I think about my ambidextrous mathematics teacher from “French school”, then about the time he threw a sponge at me but missed, greeted by my victorious laughter, then about the time some people laughed at a joke I had made (a rare phenomenon some claim), then about a live performance with my amateur band, then about going to the hair dresser and cutting my hair down to 3 millimetres, then about shooting an eraser across the classroom using a fairly elastic ruler-catapult, then I realised I had kept scanning down the page of the book as if still reading, without actually having consciously experienced a single word.

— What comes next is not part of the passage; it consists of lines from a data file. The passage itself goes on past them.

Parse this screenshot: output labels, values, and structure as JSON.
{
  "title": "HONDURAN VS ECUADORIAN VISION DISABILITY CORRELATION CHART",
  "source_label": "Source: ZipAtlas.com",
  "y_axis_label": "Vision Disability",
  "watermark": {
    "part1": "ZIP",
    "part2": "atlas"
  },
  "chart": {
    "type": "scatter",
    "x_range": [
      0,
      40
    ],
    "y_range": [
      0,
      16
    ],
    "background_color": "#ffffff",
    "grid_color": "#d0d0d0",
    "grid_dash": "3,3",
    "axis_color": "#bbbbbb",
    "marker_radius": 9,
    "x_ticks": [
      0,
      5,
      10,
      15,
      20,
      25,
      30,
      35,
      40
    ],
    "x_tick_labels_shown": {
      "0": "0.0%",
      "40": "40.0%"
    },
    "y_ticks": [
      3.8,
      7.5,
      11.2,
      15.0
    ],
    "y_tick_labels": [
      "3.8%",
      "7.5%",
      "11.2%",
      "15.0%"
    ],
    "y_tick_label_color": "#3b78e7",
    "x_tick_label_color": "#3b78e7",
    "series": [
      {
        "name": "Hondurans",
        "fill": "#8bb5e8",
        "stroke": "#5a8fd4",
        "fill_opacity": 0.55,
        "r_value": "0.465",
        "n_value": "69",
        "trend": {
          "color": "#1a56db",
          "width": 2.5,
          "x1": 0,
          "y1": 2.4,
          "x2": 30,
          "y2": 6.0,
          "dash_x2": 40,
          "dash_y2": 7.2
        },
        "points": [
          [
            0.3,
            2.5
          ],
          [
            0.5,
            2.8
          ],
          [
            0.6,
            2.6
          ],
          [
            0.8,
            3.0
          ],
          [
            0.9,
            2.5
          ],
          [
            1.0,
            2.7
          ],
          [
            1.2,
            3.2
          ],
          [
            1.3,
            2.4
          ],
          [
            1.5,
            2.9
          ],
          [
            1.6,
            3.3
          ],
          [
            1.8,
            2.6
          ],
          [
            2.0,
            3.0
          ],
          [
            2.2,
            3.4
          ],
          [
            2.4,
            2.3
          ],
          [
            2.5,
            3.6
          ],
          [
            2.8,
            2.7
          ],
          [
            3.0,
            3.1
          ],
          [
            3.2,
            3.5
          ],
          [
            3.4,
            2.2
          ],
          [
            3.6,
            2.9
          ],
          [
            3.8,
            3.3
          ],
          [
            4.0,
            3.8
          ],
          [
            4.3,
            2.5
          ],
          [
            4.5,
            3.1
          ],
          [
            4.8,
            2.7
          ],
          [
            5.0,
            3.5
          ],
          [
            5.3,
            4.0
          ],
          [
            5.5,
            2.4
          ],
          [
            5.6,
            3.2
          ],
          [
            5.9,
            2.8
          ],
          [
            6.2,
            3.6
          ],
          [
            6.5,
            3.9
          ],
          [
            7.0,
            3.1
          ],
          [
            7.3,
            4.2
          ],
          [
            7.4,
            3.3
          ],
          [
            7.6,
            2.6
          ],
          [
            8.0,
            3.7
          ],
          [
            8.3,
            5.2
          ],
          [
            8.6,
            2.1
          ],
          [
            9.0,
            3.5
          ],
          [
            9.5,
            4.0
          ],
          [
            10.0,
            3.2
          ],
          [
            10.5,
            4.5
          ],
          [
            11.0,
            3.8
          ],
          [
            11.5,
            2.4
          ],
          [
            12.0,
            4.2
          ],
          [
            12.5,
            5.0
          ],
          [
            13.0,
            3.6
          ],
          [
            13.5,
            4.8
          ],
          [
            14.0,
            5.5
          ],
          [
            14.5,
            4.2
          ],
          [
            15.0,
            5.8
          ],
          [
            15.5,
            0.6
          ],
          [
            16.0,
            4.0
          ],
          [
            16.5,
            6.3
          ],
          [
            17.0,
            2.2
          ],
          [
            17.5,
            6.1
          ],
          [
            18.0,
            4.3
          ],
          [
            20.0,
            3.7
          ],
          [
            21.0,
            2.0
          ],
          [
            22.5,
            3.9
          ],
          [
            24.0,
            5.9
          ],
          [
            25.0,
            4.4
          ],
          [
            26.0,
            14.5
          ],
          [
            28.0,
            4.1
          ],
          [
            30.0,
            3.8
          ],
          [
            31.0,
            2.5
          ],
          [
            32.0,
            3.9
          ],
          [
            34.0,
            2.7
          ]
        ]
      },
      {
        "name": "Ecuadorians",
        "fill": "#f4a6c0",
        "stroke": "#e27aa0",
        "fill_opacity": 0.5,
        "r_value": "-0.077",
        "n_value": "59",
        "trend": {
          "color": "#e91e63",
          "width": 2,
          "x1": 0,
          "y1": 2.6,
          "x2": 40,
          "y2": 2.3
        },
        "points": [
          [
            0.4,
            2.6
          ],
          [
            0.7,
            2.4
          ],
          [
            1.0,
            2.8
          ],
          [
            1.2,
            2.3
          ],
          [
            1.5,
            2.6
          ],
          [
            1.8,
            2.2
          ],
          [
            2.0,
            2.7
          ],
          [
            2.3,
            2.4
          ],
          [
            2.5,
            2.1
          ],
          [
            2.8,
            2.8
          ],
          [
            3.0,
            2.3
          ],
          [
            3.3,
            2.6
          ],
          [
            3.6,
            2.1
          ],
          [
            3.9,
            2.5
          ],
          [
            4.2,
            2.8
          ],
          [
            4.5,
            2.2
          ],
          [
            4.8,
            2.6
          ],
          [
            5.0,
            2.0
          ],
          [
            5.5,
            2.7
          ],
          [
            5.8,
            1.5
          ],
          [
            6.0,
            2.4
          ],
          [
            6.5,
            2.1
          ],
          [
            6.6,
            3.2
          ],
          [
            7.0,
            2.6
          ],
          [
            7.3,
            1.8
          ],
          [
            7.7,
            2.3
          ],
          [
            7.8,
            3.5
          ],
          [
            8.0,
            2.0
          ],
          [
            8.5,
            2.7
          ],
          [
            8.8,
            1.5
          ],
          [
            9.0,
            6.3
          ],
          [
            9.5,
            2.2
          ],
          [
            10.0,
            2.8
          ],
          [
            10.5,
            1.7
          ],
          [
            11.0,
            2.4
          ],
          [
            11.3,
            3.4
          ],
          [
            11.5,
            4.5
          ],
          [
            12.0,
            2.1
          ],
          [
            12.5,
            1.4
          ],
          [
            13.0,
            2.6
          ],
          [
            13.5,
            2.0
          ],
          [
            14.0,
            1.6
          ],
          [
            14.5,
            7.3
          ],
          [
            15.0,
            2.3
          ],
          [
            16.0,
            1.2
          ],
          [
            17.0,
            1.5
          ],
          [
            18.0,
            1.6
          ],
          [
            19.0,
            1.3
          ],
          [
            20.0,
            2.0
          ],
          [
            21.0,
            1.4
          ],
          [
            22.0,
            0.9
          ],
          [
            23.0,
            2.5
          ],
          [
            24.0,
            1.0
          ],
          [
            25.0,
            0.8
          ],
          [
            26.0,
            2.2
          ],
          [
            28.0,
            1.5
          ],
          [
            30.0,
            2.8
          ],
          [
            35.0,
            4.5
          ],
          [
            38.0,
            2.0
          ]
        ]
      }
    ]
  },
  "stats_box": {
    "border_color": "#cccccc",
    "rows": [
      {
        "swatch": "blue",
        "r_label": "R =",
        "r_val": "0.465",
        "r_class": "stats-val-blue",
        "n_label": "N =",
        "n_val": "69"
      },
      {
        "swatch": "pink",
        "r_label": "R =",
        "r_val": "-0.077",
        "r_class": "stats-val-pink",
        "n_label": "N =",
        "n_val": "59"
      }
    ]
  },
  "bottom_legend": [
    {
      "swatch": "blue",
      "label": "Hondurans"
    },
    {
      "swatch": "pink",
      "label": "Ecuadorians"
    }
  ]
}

And I got an idea. What if a single word or phrase in the book on behavioural psychology had triggered my mental digression? This could be interesting. What if I tried to reverse my stream of consciousness until I reached a thought that reminded me of something in the book – the something that had reminded me of the first thought. And so I did. I rewound the sequence of thoughts until I reached the thought labeled with the word “ambidextrous”, then scanned the page in the book backwards until I reached a word that could have caused my digression. Ambivalent attachment, ambi-, ambidextrous.
    
Bingo. A small victory for my obsessive, inquisitive nature. The fact that I was able to identify the word that triggered my day-dreaming was cool enough, but what did I notice about the two adjacent thoughts? They had something in common. Was it a coincidence? Grouping each adjacent pair of thoughts following from the first one, I noticed the exact same phenomenon. A Chain of Thoughts. The prefix ambi- made me think of my ambidextrous teacher, who had an obsession with throwing sponges at us (his students). The failed sponge toss was associated with laughter. My laughter made me think of people laughing at my joke. The popularity made me think of the live performance. The live performance made me think of my profile picture on Facebook in which I thought my hair was far too long. This reminded me of the trip to the hairdresser (located in a completely different part of my life, mind you). The 3mm long hair reminded me of the ruler. 


So awkwardly mundane, yet so fascinating. The repercussions of this experience are in fact so fascinating that I will spoil you with more accounts of how this phenomenon has consumed days, weeks and months of my existence.